The CME FedWatch Tool — which tracks the probabilities of rate changes implied futures trading data — indicates that investors believe that there is about an 95 per cent likelihood of no change to rates at the June monetary policy-setting meeting of Federal Open Market Committee.
Staying with those odds for now, perhaps it’s time to dust off the “what happens when the Fed is done hiking” playbook. The problem is the playbook has had many different (and diverging) chapters over the history of rate rise cycles. Be mindful of the fact that the sample size is relatively small at 14 main rate rise cycles since the S&P 500’s inception in 1928. That suggests caution around thinking there is a consistent pattern to apply to investment decision making.
It is indeed possible to construct an average trajectory of the S&P 500 from six months before the final rate rise of each main cycle out to the following year. Focusing only on the average would suggest a pattern of weakness leading into the final rise, some strength in the immediate aftermath, and then a significant sell-off out to about 100 trading days after the final rise. Shame on anyone though who begins and ends the analysis with these generalities.

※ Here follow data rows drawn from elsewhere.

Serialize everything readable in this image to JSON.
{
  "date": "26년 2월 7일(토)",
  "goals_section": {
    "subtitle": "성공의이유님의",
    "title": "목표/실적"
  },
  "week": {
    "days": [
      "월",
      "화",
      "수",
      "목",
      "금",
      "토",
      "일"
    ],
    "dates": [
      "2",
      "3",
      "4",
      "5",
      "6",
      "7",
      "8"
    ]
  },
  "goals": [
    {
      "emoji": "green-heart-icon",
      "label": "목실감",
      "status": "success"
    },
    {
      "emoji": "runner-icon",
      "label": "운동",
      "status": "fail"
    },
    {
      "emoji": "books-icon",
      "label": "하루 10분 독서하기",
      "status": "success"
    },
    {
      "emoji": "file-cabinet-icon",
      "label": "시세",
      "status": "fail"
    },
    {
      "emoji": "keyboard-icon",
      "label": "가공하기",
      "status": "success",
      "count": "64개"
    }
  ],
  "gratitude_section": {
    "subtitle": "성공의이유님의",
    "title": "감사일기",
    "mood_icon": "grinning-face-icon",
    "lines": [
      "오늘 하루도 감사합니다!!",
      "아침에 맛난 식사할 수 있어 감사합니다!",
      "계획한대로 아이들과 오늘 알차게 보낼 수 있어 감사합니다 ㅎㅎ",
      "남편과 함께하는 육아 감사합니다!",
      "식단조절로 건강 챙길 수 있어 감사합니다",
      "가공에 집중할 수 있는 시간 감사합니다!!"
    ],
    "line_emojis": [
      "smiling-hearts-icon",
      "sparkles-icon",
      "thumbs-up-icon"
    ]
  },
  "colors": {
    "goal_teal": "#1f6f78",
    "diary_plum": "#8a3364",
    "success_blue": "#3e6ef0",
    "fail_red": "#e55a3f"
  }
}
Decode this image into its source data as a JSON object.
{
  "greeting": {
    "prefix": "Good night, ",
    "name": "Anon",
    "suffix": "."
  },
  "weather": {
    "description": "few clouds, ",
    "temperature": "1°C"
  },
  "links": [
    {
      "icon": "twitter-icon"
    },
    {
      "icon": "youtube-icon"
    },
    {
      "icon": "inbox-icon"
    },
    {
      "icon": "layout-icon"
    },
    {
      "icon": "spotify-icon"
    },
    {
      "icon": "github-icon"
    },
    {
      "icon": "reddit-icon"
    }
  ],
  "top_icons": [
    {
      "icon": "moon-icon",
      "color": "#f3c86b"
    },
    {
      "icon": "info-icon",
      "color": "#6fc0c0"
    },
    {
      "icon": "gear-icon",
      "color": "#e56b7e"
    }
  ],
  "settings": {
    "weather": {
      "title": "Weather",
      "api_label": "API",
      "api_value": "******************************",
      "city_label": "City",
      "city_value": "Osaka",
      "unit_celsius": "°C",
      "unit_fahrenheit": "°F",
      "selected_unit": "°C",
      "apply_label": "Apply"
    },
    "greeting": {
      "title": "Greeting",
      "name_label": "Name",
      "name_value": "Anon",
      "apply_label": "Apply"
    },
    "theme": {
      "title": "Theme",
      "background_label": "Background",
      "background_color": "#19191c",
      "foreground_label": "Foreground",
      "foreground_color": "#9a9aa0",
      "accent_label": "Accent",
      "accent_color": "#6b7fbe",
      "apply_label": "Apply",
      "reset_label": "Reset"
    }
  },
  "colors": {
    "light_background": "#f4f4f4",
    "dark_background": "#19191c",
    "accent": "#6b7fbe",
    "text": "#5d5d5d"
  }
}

Why? Consider the extraordinarily wide range of outcomes in the 14 cycles — generally in the range of a rise of 30 per cent to a fall of the same scale over the span of the 12 months following the final rate rise.
There is not much of a pattern between the date of the final rise and the S&P 500 performance at the six-month and one-year point. Likewise, the span between the final rise and the subsequent first rate cut. This highlights that there are always myriad influences on market behaviour — not just monetary policy. But it also reinforces one of my favourite adages: Analysis of an average can lead to average analysis.
In the immediate aftermath of the Fed’s announcement in early-May, I saw several headlines that flashed something along the lines of, “typically, the final rate hike has been a positive for stocks”.
The problem is that there is no “typical” when it comes to this analysis. In fact, the pattern associated with the average trajectory of stocks actually never occurred during any individual cycle!